Sur le ferry, en route vers Corfou, Atropos, la Fileuse Impitoyable, promet de me révéler quand finira ma Vie. Puis le plaisir nous recouvre tous deux et l'orgasme me fait perdre conscience...
Dernière rencontre: la Vie offerte.
"Tu as bien le temps !".
Atropos a crié cela , oui, et... Ensuite ? Plus de souvenirs.
Je sors de l'inconscience, doucement, les sens apaisés. J'ai donc bien fait l'amour, avec Celle qui coupe le fil de la Vie.
La cabine, le bateau ? Non. Disparus . Disparues aussi les trois Soeurs.
Je suis allongé, nu, sur des dalles de pierre toutes chaudes.
Un peu paniqué, me voilà assis, ouf ! Personne sur les lieux. Mes vêtements ? Oui, ils sont là, ma valise, mon sac de voyage, aussi.
Me rhabiller vite fait, en quelques secondes. Bon, me voilà décent. Et je suis où ? Sur une terrasse, que le soleil caresse avec amour. Devant moi, la mer, autour de la terrasse, l'île. Corfou la Belle.
J'ai débarqué, alors ? Mais comment... Bon, les questions, on verra plus tard.
Ah, voilà quelqu'un. Non, quelqu'une. Une femme d'environ cinquante ans (à cinq ans près !), qui vient vers moi avec un gentil sourire et me demande, en bon anglais avec bel accent grec, si je suis perdu, besoin d'aide ?

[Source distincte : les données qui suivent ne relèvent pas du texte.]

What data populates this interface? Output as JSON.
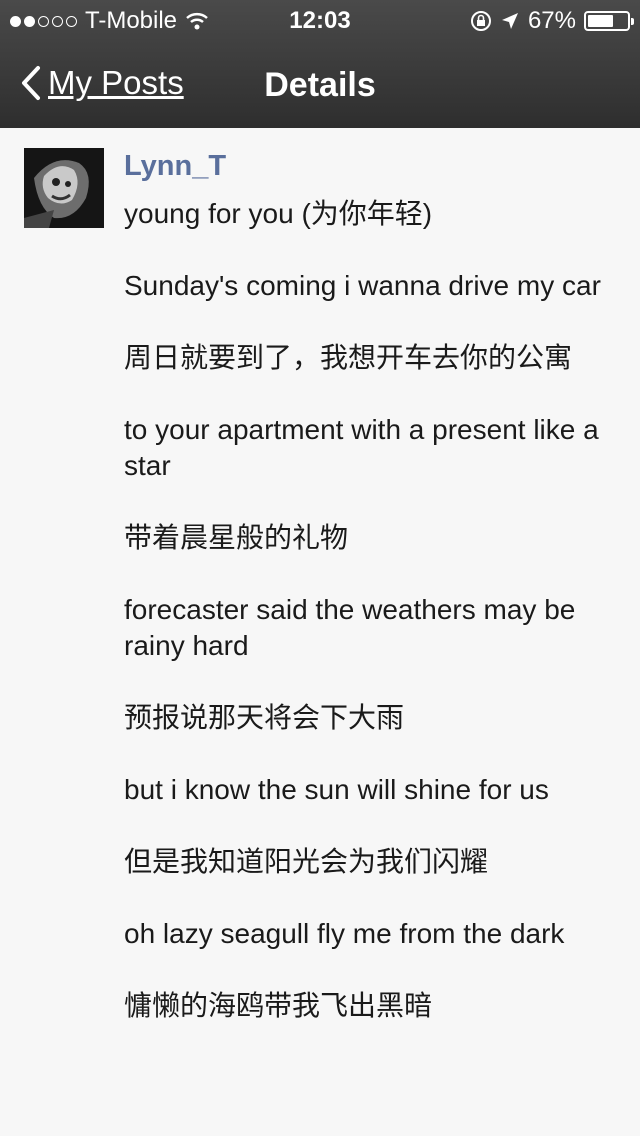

Vais pas lui expliquer qu'il y a quelques instants j'étais sur un bateau en train de... Avec une fille assez redoutable ! Et que je suis là, etc... Non, faisons simple. Je lui montre l'adresse de l'hôtel où j'ai réservé une chambre. Elle connait ? Mais oui !
Elle m'indique le chemin: Pas tout près, environ une demi-heure de marche, mais ça me fera du bien. La dame a l'air serviable, je demande, l'air de rien: "Il y a un ferry qui arrive de Venise, aujourd'hui ?"
Elle rit, me montre la mer, l'entrée du port: "Le ferry ? Oui, Monsieur, regardez, c'est lui qui arrive, justement !"
Là, je dois me secouer le mental, car c'est bien mon bateau qui entre doucement vers les quais, aucune erreur possible. Respire, Edouard.
La grecque m'observe, attentive: "Vous attendez quelqu'un ?"
"Non, pas du tout, j'ai tout mon temps !" Zut, qu'ai-je dis là ! Elle me détaille du regard avec un intérêt gourmet, tout soudain, et propose, les yeux un peu troublés: "Si vous avez le temps, venez chez moi, nous boirons à vos vacances. Je vis seule !"
Help ! Après les Filles du Destin, une simple mortelle qui me convoite. Eros et Aphrodite font des heures sup !
L'étreinte d'Atropos m'a calmé la libido pour le moment, mais plus tard... Alors j'explique, avec le sourire, que cet aprem je peux pas. Ce soir, en revanche, vers huit heures ? Elle approuve avec fougue, et m'écrit son adresse sur un bout de papier:
"Je vous ferai goûter nos apéritifs du pays !" Frémissement des hanches (ses hanches à elles !).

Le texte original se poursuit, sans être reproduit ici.